From left, Baldwin High School juniors Paige Leslie, Riese Wismer and Hannah Spriggs work in their college biology class on a genetic transformation procedure Wednesday, Feb. 17. Andrew Ising, evolutionary biology, ecology and science education instructor at the high school, received a 2015-16 Innovative Project Grants from the Baldwin Education Foundation and used the money for a small-scale microbiology lab at BHS. The lab additions included an incubator, centrifuges and the consumables needed around the lab.

As Baldwin High School life sciences teacher Andrew Ising passed out laboratory utensils to his 8 a.m. biology class this past week, he shared a word on their instructions.

“When they send you these labs, they assume you don’t know how to use inoculation loops,” the teacher said.

“We are a college biology lab,” said junior Riese Wismer with mock outrage.

That was true, Ising said, but added that he — unlike the high school students in his class — wasn’t introduced to the tool until he was taking 400-level biology courses at Kansas State University.

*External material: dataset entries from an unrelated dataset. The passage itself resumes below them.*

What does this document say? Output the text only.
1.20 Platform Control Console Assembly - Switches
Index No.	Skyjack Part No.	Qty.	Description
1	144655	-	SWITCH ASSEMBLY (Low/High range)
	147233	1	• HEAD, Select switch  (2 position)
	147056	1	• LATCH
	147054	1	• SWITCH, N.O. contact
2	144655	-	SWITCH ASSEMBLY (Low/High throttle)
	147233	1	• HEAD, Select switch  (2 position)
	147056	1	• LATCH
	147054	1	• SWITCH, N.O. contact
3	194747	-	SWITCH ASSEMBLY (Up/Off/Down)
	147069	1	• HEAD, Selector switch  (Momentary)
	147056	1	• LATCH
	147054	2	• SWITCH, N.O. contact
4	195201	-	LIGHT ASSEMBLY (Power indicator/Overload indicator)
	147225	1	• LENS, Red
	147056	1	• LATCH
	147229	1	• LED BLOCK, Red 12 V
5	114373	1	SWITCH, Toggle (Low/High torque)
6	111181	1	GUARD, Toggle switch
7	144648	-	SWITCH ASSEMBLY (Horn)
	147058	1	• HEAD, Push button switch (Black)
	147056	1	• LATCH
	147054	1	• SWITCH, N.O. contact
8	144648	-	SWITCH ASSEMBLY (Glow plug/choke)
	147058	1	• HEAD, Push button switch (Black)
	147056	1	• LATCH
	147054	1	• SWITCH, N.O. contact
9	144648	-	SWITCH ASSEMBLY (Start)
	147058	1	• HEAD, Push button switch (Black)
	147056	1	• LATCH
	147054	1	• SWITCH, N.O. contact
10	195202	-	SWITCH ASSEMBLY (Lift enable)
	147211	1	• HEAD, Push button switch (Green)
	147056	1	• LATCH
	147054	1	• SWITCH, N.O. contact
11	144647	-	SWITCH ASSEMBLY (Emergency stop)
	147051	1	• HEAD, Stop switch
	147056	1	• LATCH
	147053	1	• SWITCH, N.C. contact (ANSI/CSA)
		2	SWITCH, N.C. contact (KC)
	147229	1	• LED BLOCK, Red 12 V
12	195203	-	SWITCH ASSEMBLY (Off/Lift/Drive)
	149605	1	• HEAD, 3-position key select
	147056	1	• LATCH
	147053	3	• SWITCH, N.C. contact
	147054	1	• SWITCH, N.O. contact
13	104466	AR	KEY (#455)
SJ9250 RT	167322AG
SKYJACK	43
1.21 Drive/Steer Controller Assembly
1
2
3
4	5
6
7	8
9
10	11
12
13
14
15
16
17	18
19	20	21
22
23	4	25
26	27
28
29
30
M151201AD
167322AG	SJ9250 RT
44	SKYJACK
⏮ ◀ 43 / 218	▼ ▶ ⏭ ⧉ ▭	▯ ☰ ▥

The loops were a tool the students used last week during an exercise to genetically transform E. coli bacteria. Ising, who started teaching at Baldwin High School this year, said the experiment duplicated techniques first developed in research labs about a quarter century ago. It may be a long way from the dissection of frogs that older generations remember from biology class, but, as junior Wismer noted, the class is college biology.

In the more than two decades since the technology and technique were developed, they have filtered down to become a standard exercise in Advanced Placement high school biology classes, and Ising introduced it this year at Baldwin High School. He was able to add it to his two college biology sections at Baldwin High School thanks to a $1,400 grant he received last fall from the Baldwin Education Foundation.

The money allowed the high school to purchase a microcentrifuge, incubator and lab kits used in the exercise, Ising said. The exercise involves placing a plasmid of DNA taken from deep-sea fish into a colony of E. coli bacteria.

The bacteria is best known as a result of the several deadly E. coli food contamination outbreaks in recent decades. Ising said those were caused by a few strains of the bacteria. Others are harmless or even beneficial, such as those that live in human intestines, he said. The E. coli used in the exercise is a domesticated strain bred for lab use.

“These are ‘safe’ to the point that you could, but probably shouldn’t — just to be safe — drink a flask full of the bacterial cells with no noticeable change to your health,” Ising said.

Nonetheless, the students followed established lab-safety precautions that treated all bacteria as dangerous. The students were careful to disinfect all work areas with bleach and sterilize all tools used.

They wore gloves and goggles as they worked through the 16-step process to introduce the foreign DNA to the E. coli. What makes the DNA more interesting is that it is bioluminescent and will turn the modified bacteria blue and glow in the dark.

The seven students in the class had 50 minutes to work through the exercise that ended with them placing petri dishes in an incubator for 24 hours, where the modified bacteria should thrive and multiply. The intricate work required the students to make the bacteria “competent” to accept the introduced plasmid by creating small holes in the bacterial cell walls. That’s done by suspending the E. coli in a calcium chloride solution and alternately icing and heating the bacteria and plasmid.

Wismer and her lab partners, juniors Hannah Spriggs and Paige Leslie, viewed the work as preparation for the careers they plan to have in science. Wismer plans to study biomedical engineering, while Spriggs and Leslie want to be veterinarians.

Ising’s other college biology section has two students who want to study medicine and another planning to major in pharmacy, Ising said, but he predicts even those students not planning science careers will find the class useful.

“I would be surprised if all the students didn’t benefit from these skills,” Ising said.

Any students going on to study microbiology in college will almost certainly find themselves working again with bacteria modified with bioluminescent DNA or proteins. Ising said bioluminescent DNA or proteins are used as research tags when they are fused with another protein of interest and then spliced into cells. The glow allows researchers to trace the protein they are interested in and study its effects on cells.

As she cleaned up at the end of the lab with the team’s petri dishes warming in the incubator, Spriggs said that completing the process made her feel like a scientist. She was confident her team would be successful when they removed the samples the next morning.

“I think we did well,” she said. “I hope it glows.”